Vatochori (Βατοχώρι, before 1927: Μπρένιτσα – Brenitsa, Брезница, Breznica) is a community and village in Florina Regional Unit, Western Macedonia, Greece. The village has an altitude of 880 m.

Vatochori is located in the Korestia area and situated in mountainous terrain. The total land area of the village Vatochori is 3,011 hectares, with a majority as forest, followed by use for agriculture, grasslands and a small remainder for other uses. Some of the architecture of Vatochori consists of stone houses. The modern village economy is based on lumbering, agriculture and livestock.

A Christian village, most of the inhabitants belonged to the Bulgarian Exarchate. In the late nineteenth century, a few Aromanian families also lived in the village. The population numbered 650 in 1912, 877 in 1920 and 605 in 1928. Several families from Vatochori immigrated to Bulgaria. Reliant on agricultural activities and some remittances from immigrants abroad, the average yearly family income of the village in the late interwar period was 10,700 drachmas. The village population numbered 770 in 1940.
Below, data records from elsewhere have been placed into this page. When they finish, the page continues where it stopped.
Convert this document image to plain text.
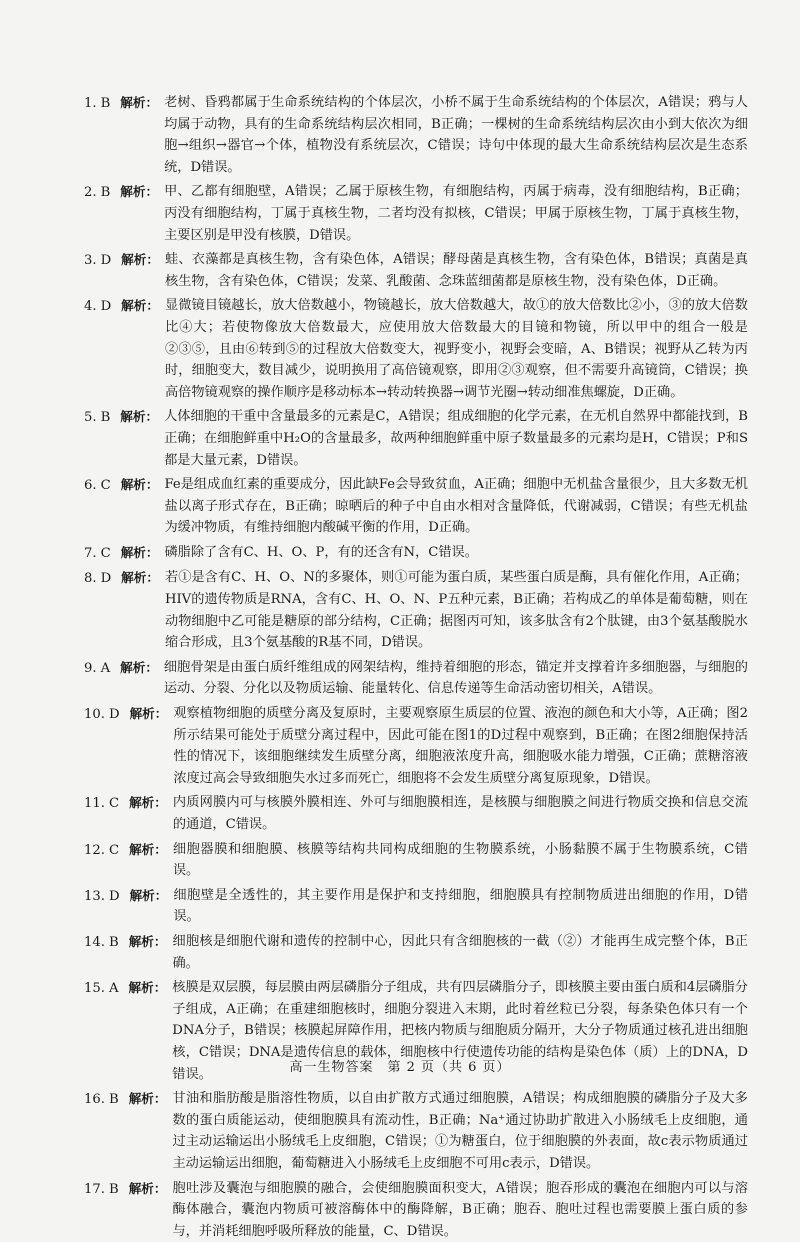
1. B 解析： 老树、昏鸦都属于生命系统结构的个体层次，小桥不属于生命系统结构的个体层次，A错误；鸦与人均属于动物，具有的生命系统结构层次相同，B正确；一棵树的生命系统结构层次由小到大依次为细胞→组织→器官→个体，植物没有系统层次，C错误；诗句中体现的最大生命系统结构层次是生态系统，D错误。
2. B 解析： 甲、乙都有细胞壁，A错误；乙属于原核生物，有细胞结构，丙属于病毒，没有细胞结构，B正确；丙没有细胞结构，丁属于真核生物，二者均没有拟核，C错误；甲属于原核生物，丁属于真核生物，主要区别是甲没有核膜，D错误。
3. D 解析： 蛙、衣藻都是真核生物，含有染色体，A错误；酵母菌是真核生物，含有染色体，B错误；真菌是真核生物，含有染色体，C错误；发菜、乳酸菌、念珠蓝细菌都是原核生物，没有染色体，D正确。
4. D 解析： 显微镜目镜越长，放大倍数越小，物镜越长，放大倍数越大，故①的放大倍数比②小，③的放大倍数比④大；若使物像放大倍数最大，应使用放大倍数最大的目镜和物镜，所以甲中的组合一般是②③⑤，且由⑥转到⑤的过程放大倍数变大，视野变小，视野会变暗，A、B错误；视野从乙转为丙时，细胞变大，数目减少，说明换用了高倍镜观察，即用②③观察，但不需要升高镜筒，C错误；换高倍物镜观察的操作顺序是移动标本→转动转换器→调节光圈→转动细准焦螺旋，D正确。
5. B 解析： 人体细胞的干重中含量最多的元素是C，A错误；组成细胞的化学元素，在无机自然界中都能找到，B正确；在细胞鲜重中H₂O的含量最多，故两种细胞鲜重中原子数量最多的元素均是H，C错误；P和S都是大量元素，D错误。
6. C 解析： Fe是组成血红素的重要成分，因此缺Fe会导致贫血，A正确；细胞中无机盐含量很少，且大多数无机盐以离子形式存在，B正确；晾晒后的种子中自由水相对含量降低，代谢减弱，C错误；有些无机盐为缓冲物质，有维持细胞内酸碱平衡的作用，D正确。
7. C 解析： 磷脂除了含有C、H、O、P，有的还含有N，C错误。
8. D 解析： 若①是含有C、H、O、N的多聚体，则①可能为蛋白质，某些蛋白质是酶，具有催化作用，A正确；HIV的遗传物质是RNA，含有C、H、O、N、P五种元素，B正确；若构成乙的单体是葡萄糖，则在动物细胞中乙可能是糖原的部分结构，C正确；据图丙可知，该多肽含有2个肽键，由3个氨基酸脱水缩合形成，且3个氨基酸的R基不同，D错误。
9. A 解析： 细胞骨架是由蛋白质纤维组成的网架结构，维持着细胞的形态，锚定并支撑着许多细胞器，与细胞的运动、分裂、分化以及物质运输、能量转化、信息传递等生命活动密切相关，A错误。
10. D 解析： 观察植物细胞的质壁分离及复原时，主要观察原生质层的位置、液泡的颜色和大小等，A正确；图2所示结果可能处于质壁分离过程中，因此可能在图1的D过程中观察到，B正确；在图2细胞保持活性的情况下，该细胞继续发生质壁分离，细胞液浓度升高，细胞吸水能力增强，C正确；蔗糖溶液浓度过高会导致细胞失水过多而死亡，细胞将不会发生质壁分离复原现象，D错误。
11. C 解析： 内质网膜内可与核膜外膜相连、外可与细胞膜相连，是核膜与细胞膜之间进行物质交换和信息交流的通道，C错误。
12. C 解析： 细胞器膜和细胞膜、核膜等结构共同构成细胞的生物膜系统，小肠黏膜不属于生物膜系统，C错误。
13. D 解析： 细胞壁是全透性的，其主要作用是保护和支持细胞，细胞膜具有控制物质进出细胞的作用，D错误。
14. B 解析： 细胞核是细胞代谢和遗传的控制中心，因此只有含细胞核的一截（②）才能再生成完整个体，B正确。
15. A 解析： 核膜是双层膜，每层膜由两层磷脂分子组成，共有四层磷脂分子，即核膜主要由蛋白质和4层磷脂分子组成，A正确；在重建细胞核时，细胞分裂进入末期，此时着丝粒已分裂，每条染色体只有一个DNA分子，B错误；核膜起屏障作用，把核内物质与细胞质分隔开，大分子物质通过核孔进出细胞核，C错误；DNA是遗传信息的载体，细胞核中行使遗传功能的结构是染色体（质）上的DNA，D错误。
16. B 解析： 甘油和脂肪酸是脂溶性物质，以自由扩散方式通过细胞膜，A错误；构成细胞膜的磷脂分子及大多数的蛋白质能运动，使细胞膜具有流动性，B正确；Na⁺通过协助扩散进入小肠绒毛上皮细胞，通过主动运输运出小肠绒毛上皮细胞，C错误；①为糖蛋白，位于细胞膜的外表面，故c表示物质通过主动运输运出细胞，葡萄糖进入小肠绒毛上皮细胞不可用c表示，D错误。
17. B 解析： 胞吐涉及囊泡与细胞膜的融合，会使细胞膜面积变大，A错误；胞吞形成的囊泡在细胞内可以与溶酶体融合，囊泡内物质可被溶酶体中的酶降解，B正确；胞吞、胞吐过程也需要膜上蛋白质的参与，并消耗细胞呼吸所释放的能量，C、D错误。
高一生物答案　第 2 页（共 6 页）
In mid–1941 Vatochori along with Slavic Macedonian inhabitants from several villages partook in a celebration commemorating the Battle of Lokvata, fought by Bulgarian revolutionaries (Komitadjis) against Ottoman soldiers in 1903. During the Axis retreat from Greece in World War II, a German military convoy was attacked at Vatochori by guerillas resulting in 2 dead and 32 surrendered. In the Greek Civil War, the village was occupied by the Democratic Army of Greece (DAG).

The population of Vatochori, a Slavic Macedonian village was reduced by 70 percent due to the impacts of the Second World War and the civil war. The population of Vatochori was 232 in 1951, 232 in 1961, 54 in 1981 and 23 in 2011. The inhabitants speak the Dolna Koreshcha variant of the Kostur dialect. The modern village population is small and in decline.

== Transport ==

Vatochori is on the route of the EO2 national road, which intersects with the EO15 about 2.3 km east of the village: from the intersection, both routes share the same road towards Trigono.